Last weekend at our Retreat/Advance, we opened the day by going around the room, saying our names & the sites where we serve, and sharing a bit about how our listening practice is going. It isn’t uncommon to notice a theme arise in our sharing. To my ears, a theme amongst our stories was the value of being a stranger who listens. Compared to the kind of listening (or lack there of) that is more common in a family situation, sometimes being with a stranger… helps.
That said, we all were touched by the volunteers that shared about listening within their families. Tears were shed around our circle of listeners – a story of listening and being present in grief-stricken times, another story of the tender desire to listen to family members who need a listener. We have noticed, though, over our 11 years of service and counting, that although our hearts are full of compassion, it is often easier be a stranger listening to others than to listen within our own families.
There are reasons for this and one of them may be the reciprocity embedded within family relations that can unconsciously be experienced as a demand for attention. This level of reciprocal relating isn’t there between strangers. Listening to family and strangers brings up a ‘good and honest’ question: How can we be better listeners around the people we are familiar with and who are familiar with us?
‘Letting go of outcome’ is something I’ve written about more than once in these letters. It gets a lot of airtime because it takes a lot of practice and remembering. But there is another aspect of deep listening that comes into play today: The art of the good, honest, question.
A good question is open-ended and invites our guest to go deeper into their story. An honest question is one to which we don’t already know the answer. So, how can we be better listeners with our families and friends… is a good and honest question.

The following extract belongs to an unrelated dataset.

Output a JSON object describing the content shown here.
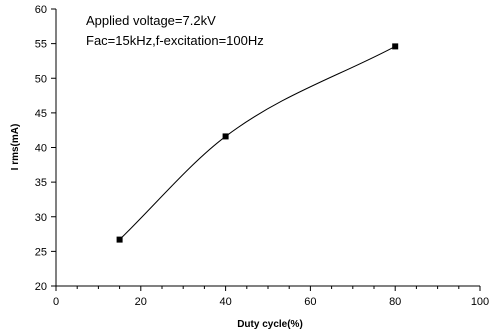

I do trust that the question in our hearts is good and will continue to take us deeper into our own story/practice of listening. And, for the record, it is as honest a question for me as it is for anyone else.

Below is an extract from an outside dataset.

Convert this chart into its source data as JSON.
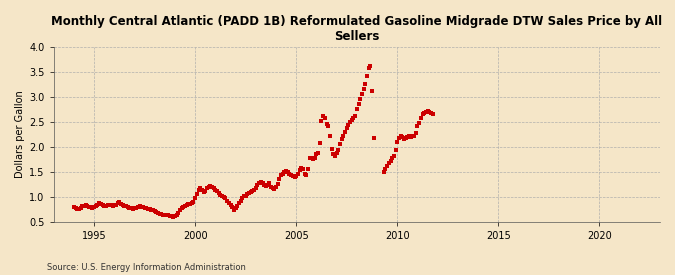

Pop-up listening even outside of our typical shifts came up for several of us. Kellin described his experience of listening at a scene of a fire where a witness was triggered to share about her own past tragedies. She told Kellin thatt her family no longer want to hear her story – sadly she still needed to share it and Kellin was the perfect stranger to listen in that moment.
Marilyn shared of her experience listening at Mt View and the value of listening there is that you get to “see the community. It is really good and really hard.” This might be the advantage of being a stranger – the ability to be present for what is “really hard,” when it is just slightly removed from our private lives.

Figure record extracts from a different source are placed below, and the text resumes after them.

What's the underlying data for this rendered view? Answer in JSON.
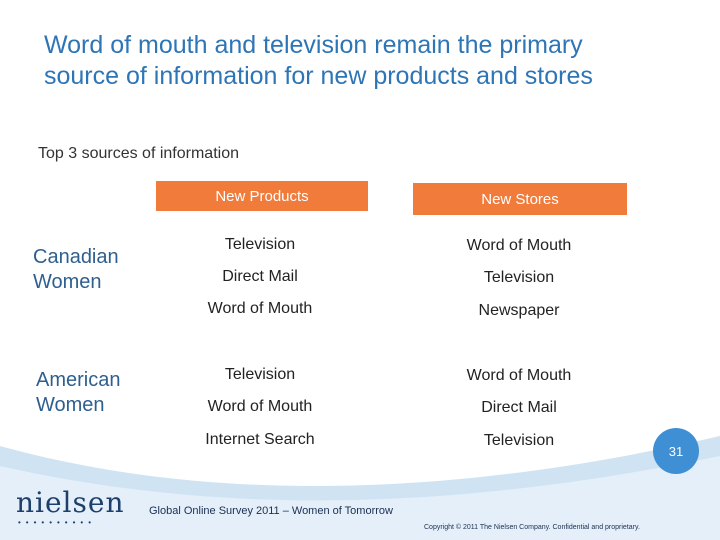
{
  "slide": {
    "title_line1": "Word of mouth and television remain the primary",
    "title_line2": "source of information for new products and stores",
    "subtitle": "Top 3 sources of information"
  },
  "columns": {
    "new_products": "New Products",
    "new_stores": "New Stores"
  },
  "groups": [
    {
      "label_line1": "Canadian",
      "label_line2": "Women",
      "new_products": [
        "Television",
        "Direct Mail",
        "Word of Mouth"
      ],
      "new_stores": [
        "Word of Mouth",
        "Television",
        "Newspaper"
      ]
    },
    {
      "label_line1": "American",
      "label_line2": "Women",
      "new_products": [
        "Television",
        "Word of Mouth",
        "Internet Search"
      ],
      "new_stores": [
        "Word of Mouth",
        "Direct Mail",
        "Television"
      ]
    }
  ],
  "footer": {
    "page_number": "31",
    "logo_text": "nielsen",
    "survey_note": "Global Online Survey 2011 – Women of Tomorrow",
    "copyright": "Copyright © 2011 The Nielsen Company. Confidential and proprietary."
  },
  "colors": {
    "title": "#2e75b6",
    "header_fill": "#f07b3a",
    "group_label": "#2e5f8e",
    "footer_band": "#cfe3f3",
    "page_badge": "#3f8fd4"
  }
}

Another place where listening is happening is at the NICU. Ed moonlights there holding the babies, offering his loving presence to them. And, through this experience he has been listener to the parents of these little ones. His own personal history opens his compassion for these families. As it turns out, he gets to be their ‘listening stranger.’
Zoe share a beautiful insight and invitation about her work life. Our relationships at work are somewhere in between, right? Not family but not strangers either. “It is important to listen to people you are with every day,” is what she has learned hands on. In her role at work she has noticed that people are anxious over work issues or changes. “Anxiety met with listening calms everyone down.”
There was more compassion and insight shared around that room than I can put into this letter. I will share more as the weeks unfold, but if you weren’t able to be with us, I’m hoping you are picking up on the spirit of our Retreat/Advance.